Emily Atef, the outspoken French-German filmmaker, may have stepped into a minefield with her latest movie, “Someday We’ll Tell Each Other Everything,” which looks to be one of the Berlinale’s most divisive movies in competition. With such a cute title, one might expect a flowery romance drama, but the movie goes far to break deep-entrenched taboos about female sexuality.
Based on Danielle Krein’s novel, the film is set in the summer of 1990, shortly after the fall of the Berlin wall, in the countryside of former East Germany. Marlene Burow plays Maria, who is about to turn 19, lives with her boyfriend at his parents’ farm. She engages into a passionate and lustful affair with Henner (Felix Kramer), a reclusive neighbor who is twice her age.
“Making this film would have been like a suicide if I was a man.
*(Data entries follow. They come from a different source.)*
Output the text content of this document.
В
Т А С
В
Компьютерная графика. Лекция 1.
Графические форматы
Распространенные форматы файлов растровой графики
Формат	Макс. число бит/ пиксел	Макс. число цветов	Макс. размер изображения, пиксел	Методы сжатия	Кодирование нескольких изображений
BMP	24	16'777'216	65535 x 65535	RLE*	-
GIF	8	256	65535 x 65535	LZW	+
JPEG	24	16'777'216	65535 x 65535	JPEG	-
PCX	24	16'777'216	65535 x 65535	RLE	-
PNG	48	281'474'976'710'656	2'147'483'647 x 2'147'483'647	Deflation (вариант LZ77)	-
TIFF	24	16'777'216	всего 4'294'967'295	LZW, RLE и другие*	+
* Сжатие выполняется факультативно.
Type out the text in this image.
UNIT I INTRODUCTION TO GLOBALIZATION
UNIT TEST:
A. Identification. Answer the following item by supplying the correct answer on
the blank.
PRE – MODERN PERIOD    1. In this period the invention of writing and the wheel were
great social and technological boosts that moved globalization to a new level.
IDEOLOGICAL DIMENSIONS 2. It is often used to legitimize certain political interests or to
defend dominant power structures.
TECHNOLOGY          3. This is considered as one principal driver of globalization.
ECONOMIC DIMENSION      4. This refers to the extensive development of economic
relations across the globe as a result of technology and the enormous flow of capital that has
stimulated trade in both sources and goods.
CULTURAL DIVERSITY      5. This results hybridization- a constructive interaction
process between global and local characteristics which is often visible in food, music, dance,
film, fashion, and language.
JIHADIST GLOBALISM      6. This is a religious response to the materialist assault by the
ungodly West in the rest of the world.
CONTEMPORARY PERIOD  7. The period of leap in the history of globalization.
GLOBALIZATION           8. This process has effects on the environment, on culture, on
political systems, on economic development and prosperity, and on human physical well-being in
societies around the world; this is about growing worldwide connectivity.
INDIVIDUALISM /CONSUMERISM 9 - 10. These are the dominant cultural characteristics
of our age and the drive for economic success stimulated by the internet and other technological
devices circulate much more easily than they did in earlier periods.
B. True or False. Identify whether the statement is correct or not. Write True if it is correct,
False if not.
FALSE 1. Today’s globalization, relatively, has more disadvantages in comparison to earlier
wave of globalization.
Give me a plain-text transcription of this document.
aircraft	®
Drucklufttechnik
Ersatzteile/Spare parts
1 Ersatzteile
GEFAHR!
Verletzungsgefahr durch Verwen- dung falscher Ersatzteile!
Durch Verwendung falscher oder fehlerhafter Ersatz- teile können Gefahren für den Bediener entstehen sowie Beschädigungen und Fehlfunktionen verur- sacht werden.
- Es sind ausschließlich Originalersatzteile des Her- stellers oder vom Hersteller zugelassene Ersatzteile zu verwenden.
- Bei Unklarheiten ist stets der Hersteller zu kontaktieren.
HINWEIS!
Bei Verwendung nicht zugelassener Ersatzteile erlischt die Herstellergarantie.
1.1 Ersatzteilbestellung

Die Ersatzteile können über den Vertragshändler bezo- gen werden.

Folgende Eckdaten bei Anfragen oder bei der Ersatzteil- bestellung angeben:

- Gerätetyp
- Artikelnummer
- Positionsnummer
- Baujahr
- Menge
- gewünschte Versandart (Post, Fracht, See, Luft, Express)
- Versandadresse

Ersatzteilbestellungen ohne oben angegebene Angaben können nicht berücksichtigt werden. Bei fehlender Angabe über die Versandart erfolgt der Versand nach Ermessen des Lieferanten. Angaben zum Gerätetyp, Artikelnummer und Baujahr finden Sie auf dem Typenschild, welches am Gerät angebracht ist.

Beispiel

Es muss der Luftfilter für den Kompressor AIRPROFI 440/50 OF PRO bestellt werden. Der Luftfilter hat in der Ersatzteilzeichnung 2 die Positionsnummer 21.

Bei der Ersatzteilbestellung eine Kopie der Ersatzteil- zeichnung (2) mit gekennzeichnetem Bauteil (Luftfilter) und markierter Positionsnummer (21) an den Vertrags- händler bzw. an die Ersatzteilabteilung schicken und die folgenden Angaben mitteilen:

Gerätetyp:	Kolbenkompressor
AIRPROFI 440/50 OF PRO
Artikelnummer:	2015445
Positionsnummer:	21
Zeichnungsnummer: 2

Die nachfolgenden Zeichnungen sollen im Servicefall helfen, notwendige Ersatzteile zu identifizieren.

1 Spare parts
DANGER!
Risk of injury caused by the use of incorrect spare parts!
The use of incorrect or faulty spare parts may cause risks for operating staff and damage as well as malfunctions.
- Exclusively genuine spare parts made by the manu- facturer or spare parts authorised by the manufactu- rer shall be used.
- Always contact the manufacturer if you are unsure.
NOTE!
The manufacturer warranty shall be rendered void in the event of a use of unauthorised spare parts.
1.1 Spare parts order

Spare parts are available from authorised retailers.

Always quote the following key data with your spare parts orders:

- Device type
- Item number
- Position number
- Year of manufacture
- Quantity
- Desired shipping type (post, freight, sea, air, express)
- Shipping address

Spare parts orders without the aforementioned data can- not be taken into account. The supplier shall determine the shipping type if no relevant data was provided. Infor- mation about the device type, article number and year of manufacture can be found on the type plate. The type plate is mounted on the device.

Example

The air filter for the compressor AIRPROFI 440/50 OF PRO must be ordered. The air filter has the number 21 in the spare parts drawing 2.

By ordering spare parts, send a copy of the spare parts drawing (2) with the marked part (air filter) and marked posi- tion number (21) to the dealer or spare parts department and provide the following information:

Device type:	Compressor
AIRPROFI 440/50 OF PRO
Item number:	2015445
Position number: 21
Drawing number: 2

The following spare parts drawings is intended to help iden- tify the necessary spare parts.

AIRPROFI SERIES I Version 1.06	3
I would have been lynched,” Atef tells Variety ahead of the film’s world premiere in Berlin’s competition. And yet, she says her film is “unattackable,” mainly because she’s a “very vocal feminist” who’s been “fighting for years for women behind and in front of the camera.” Indeed, all of her films have been driven by fierce female protagonists and looked at different layers of womanhood. Her previous movie, “More Than Ever,” for instance, portrayed a woman (Vicky Krieps) who faces terminal illness and takes charge of her life. And in “Three Days in Quiberon,” she portrayed actor Romy Schneider as a real woman rather than just a myth.
Atef says “Someday We’ll Tell Each Other Everything” could be made thanks to the birth of the #Metoo movement, which she describes as “revolutionary.”
“(#Metoo) is giving us more possibilities because finally there’s a light shone on the fact that we have not been allowed to tell our perspectives. And I mean, every female perspective, even female perspectives that are not politically correct in the global context,” she says.
She says she read the book 10 years ago and managed to obtain the rights, which were owned by someone else. “I was fascinated about the perspective of the young woman, her sexual desires, the fact that she was emancipated from what society tells her she should do because she just wants to go there,” Atef says.
“I don’t see why we are not as women allowed to show that even though it’s with an older guy — who cares? This is what she wants. It’s her perspective. Who are we to judge?”
The filmmaker says she’s seen many movies about young men experiencing “the darkest fantasies with older women.”
But getting “Someday We’ll Tell Each Other Everything” made proved highly challenging, in spite of the fact that she was just rolling off “Three Days in Quiberon,” a big critical and commercial hit.
“We thought it would be easy — it was not that expensive, all in one place and no stars. But it wasn’t easy at all because [financiers] were like, ‘We’re not allowed to show that. How could she even fall in love with the guy like that? It’s disgusting.’”
She says she got “so pissed off” by the rejection that she wrote a manifesto to go along the presentation of the project sent to financiers in which she explained her motivations and feminist take. And it finally worked.
The whole movie hangs on the chemistry between the two leads, Kramer and Burow, who are fairly new to the world of arthouse cinema and had never met. Atef says Burow, whom she cast among 60 girls she auditioned, and Kramer “rehearsed for months” with an intimacy coach to be able to perform these sex scenes, which are “the DNA of the movie.”
“They had to trust me totally and I had to trust them totally,” Atef says. The helmer praised the intimacy coordinator for “making her vision happen.” “It’s like a stunt coordinator. When there’s a huge fight, the stunt coordinator has to find a good axis and has to make sure that the actors don’t get hurt,” Atef explained. The coach also helped the actors draw boundaries and express what they didn’t feel comfortable doing. She also got Burow and Kramer to imagine their animal avatar to embody their characters, and find inspiration for the gestures and the gazes during intimacy scenes. Ultimately, these sex scenes are “all choreographed, it’s not at all erotic,” she says.
“Someday We’ll Tell Each Other Everything” is also set against a rich historical backdrop, in the aftermath of the fall of Berlin wall. It sheds light on the struggle of Eastern Germans in the wake of reunification.
“You can’t imagine how traumatized a lot of East Germans are [of the reunification] and they’re so bitter because they got such a bad deal — there was the winners and the losers. And the losers are just losers,” says Atef.
Atef said she was moved to present “Someday We’ll Tell Each Other Everything” at the Berlin Film Festival as she’s about to leave Germany, where she’s lived for over 20 years. She’ll soon move to Paris for several months to work on a “Shakespearean” series about a fictional fashion house, produced by TOP, the banner behind “The Bureau.”